Sentimental Value: The Legacy of Intergenerational Trauma

Sentimental Value: The Legacy of Intergenerational Trauma

In my work with couples, I usually have a session with each partner separately. During this individual meeting, I explore the client’s past relationship history focusing mostly on their childhood relationships to parents, siblings and other attachment figures. It is staggering how many individuals in troubled adult relationships have family trauma in their past.

In this regard I would like to call attention to a recent movie entitled Sentimental Value. This foreign language movie has already won a Golden Globe award for lead actor Stellan Skarsgard and is nominated for several awards in the upcoming 2026 Academy Awards.

This brilliant film tells the story of Gustav, a formerly successful Norwegian film director in the waning years of his career. He is self-involved, drinks too much and seems to lack EQ. Gustav returns home to Oslo in hopes of casting his oldest daughter, Nora, in his new autobiographical movie. The family has a history of inter-generational trauma stemming from the director’s mother being tortured by the Nazis in World War II. For reasons unknown, she commits suicide when he is five. Gustav hopes that Nora will play the part of her grandmother (his mother) in his film.

Gustav is estranged from his two daughters due to his decision to move away from Norway after he and the girls’ mother divorced. His new film is sympathetic to Nora’s plight as an “abandoned” daughter. When she turns down his offer to star in the movie, however, he turns to an American actress played by Elle Fanning to play the role.

As a family and couple therapist, the film is a treasure trove of material that relates to important family and couple therapy dynamics.

  • High Conflict Parents: In a flashback scene, we see Gustav’s daughters covering their ears to block out the sound of their parents’ incessant fighting. High levels of spousal conflict has a devastating impact on children, often leading to anxiety and depression in adulthood. We see these traits in Nora who has a mood disorder and massive bouts of stage fright as a stage actress. In one powerful scene, she is in the midst of a full blown panic attack before going on stage and is soothed by the play’s director instructing her to take deep breaths. In general, individuals who grow up in high conflict households tend to either avoid conflict or escalate conflict in their adult relationships. They need to learn how to engage in productive conflict and that healthy conflict is “contact.”
  • Protective Factors: When Nora asks her sister why she is less “fucked up” than she given that they grew up in the same household, Agness responds that it was because she had Nora, her older sister, to take care of her when her parents could not.

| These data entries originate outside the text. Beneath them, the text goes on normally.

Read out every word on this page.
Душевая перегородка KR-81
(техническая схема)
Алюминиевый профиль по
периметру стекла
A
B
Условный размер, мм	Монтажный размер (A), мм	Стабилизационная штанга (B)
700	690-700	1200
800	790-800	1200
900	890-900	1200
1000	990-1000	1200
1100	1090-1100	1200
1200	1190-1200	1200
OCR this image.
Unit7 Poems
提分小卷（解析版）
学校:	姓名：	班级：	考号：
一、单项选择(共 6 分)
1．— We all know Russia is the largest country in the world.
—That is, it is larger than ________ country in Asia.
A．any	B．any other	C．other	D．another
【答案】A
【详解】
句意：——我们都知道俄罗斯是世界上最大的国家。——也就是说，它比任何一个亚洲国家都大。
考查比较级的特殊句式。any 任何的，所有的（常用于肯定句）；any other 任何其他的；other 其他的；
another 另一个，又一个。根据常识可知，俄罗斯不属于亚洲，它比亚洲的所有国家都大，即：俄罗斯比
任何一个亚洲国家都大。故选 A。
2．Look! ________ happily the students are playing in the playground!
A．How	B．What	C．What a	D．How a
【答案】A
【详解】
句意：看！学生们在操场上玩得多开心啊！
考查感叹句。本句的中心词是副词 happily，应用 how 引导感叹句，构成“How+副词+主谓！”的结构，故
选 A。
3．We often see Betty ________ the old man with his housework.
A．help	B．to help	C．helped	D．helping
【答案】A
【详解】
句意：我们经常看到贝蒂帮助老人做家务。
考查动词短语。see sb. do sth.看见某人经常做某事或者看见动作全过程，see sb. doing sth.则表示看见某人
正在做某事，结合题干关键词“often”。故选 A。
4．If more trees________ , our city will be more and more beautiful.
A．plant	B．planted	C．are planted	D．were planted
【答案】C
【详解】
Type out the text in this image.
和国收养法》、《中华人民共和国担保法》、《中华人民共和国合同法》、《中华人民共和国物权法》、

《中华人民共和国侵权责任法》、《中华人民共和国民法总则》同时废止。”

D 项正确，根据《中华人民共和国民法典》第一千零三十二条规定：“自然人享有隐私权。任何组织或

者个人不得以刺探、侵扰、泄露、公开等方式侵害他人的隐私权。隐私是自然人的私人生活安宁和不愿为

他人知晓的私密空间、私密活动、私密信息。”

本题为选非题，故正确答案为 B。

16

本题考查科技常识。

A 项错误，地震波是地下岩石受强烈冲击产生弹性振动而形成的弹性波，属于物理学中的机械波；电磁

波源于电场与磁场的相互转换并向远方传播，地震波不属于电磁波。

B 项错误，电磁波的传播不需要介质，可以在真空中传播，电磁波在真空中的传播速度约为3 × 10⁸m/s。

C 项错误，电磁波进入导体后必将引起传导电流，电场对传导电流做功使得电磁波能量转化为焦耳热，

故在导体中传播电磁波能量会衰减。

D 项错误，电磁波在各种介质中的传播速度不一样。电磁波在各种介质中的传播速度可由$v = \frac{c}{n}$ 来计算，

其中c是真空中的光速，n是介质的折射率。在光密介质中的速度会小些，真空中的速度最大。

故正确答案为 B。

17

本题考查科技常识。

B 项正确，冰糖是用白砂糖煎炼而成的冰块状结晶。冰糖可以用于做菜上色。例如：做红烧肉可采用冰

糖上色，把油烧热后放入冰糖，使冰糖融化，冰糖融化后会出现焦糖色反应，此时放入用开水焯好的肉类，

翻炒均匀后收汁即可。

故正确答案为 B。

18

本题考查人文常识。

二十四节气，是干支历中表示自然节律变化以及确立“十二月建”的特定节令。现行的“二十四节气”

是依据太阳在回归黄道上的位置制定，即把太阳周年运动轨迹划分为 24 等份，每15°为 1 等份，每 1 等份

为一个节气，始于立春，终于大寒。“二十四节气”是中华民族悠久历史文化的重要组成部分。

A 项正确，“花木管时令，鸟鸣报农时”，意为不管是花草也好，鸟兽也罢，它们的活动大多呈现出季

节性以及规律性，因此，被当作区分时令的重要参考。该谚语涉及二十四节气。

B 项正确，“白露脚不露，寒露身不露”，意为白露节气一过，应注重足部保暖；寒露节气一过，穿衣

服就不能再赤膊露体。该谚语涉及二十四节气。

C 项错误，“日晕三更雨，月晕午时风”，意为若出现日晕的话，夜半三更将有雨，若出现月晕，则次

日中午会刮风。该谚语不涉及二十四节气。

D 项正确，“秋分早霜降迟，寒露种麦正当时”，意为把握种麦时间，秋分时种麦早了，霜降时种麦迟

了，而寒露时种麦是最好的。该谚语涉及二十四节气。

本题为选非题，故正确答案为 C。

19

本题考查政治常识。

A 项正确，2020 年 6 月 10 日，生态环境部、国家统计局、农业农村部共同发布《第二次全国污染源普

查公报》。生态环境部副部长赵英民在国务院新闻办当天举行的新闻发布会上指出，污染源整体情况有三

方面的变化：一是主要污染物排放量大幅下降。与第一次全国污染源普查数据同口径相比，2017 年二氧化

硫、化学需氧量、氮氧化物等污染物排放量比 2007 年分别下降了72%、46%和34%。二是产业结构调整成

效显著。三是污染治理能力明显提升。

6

This “truth” echoes the work of Swiss psychoanalyst Alice Miller who argues that children in emotionally volatile and abusive households are shielded from the worst impacts of that trauma by having a sympathetic sibling or adult in their lives.
  • Abandonment Issues: The daughters, and in particular Nora, hold smouldering resentments at their father for abandoning them when they are young. Although not always a choice, many parents choose career, infidelity or substance abuse over family life creating life long abandonment issues in their offspring. One of the main outgrowths from such childhood experiences is a fear of commitment. Case in point; in contrast to her sister Agness who is less angry at her father, Nora is single and only gets involved with married men.
  • Creative Healing: The suicide of his mother when Gustav was five has a devastating impact on him. Suicide – whether it be that of a parent, child or sibling – is a life-long wound for survivors. Just as his mother “abandoned” him through her suicide, he, in turn, abandons his children by leaving Norway after his divorce from his wife Sissel. By making a film that focuses on his mother’s decision to take her life, Gustav is choosing a creative outlet for healing his own wounds. By casting his daughter in the film to play her grandmother, he is also using a creative outlet to re-connect with her.

Some takeaways from the film are:

  • The power of creativity. Whether it be film making, poetry, songwriting, painting etc. finding ways to turn trauma into art is a very effective way of healing, creating something beautiful out of emotional pain.

  • The need for adults to find constructive ways of dealing with conflict. Research shows that chronic parental conflict is destructive to children’s mental well-being. However, it has been found to be healthy for children to see parents disagree as long as they also see their parents repair after an argument. This teaches children that you can still love someone with whom you argue.
  • It is never too late to heal family wounds. It takes a lot of work and willingness from all parties to be effective. Such healing may require the intervention of a skilled family therapist. The ending of Sentimental Value points toward the healing that has taken place between Gustav and Nora as a consequence of their working together and airing their differences.
  • Panic attacks are best healed with deep breathing. If someone you love is having an out of control panic attack, staying calm and projecting a grounded presence is the best intervention. Physical movement is also a powerful way to calm anxiety.

Sentimental Value is brilliantly acted, written, directed and shot. It is one of my favorites of 2025! I highly recommend it!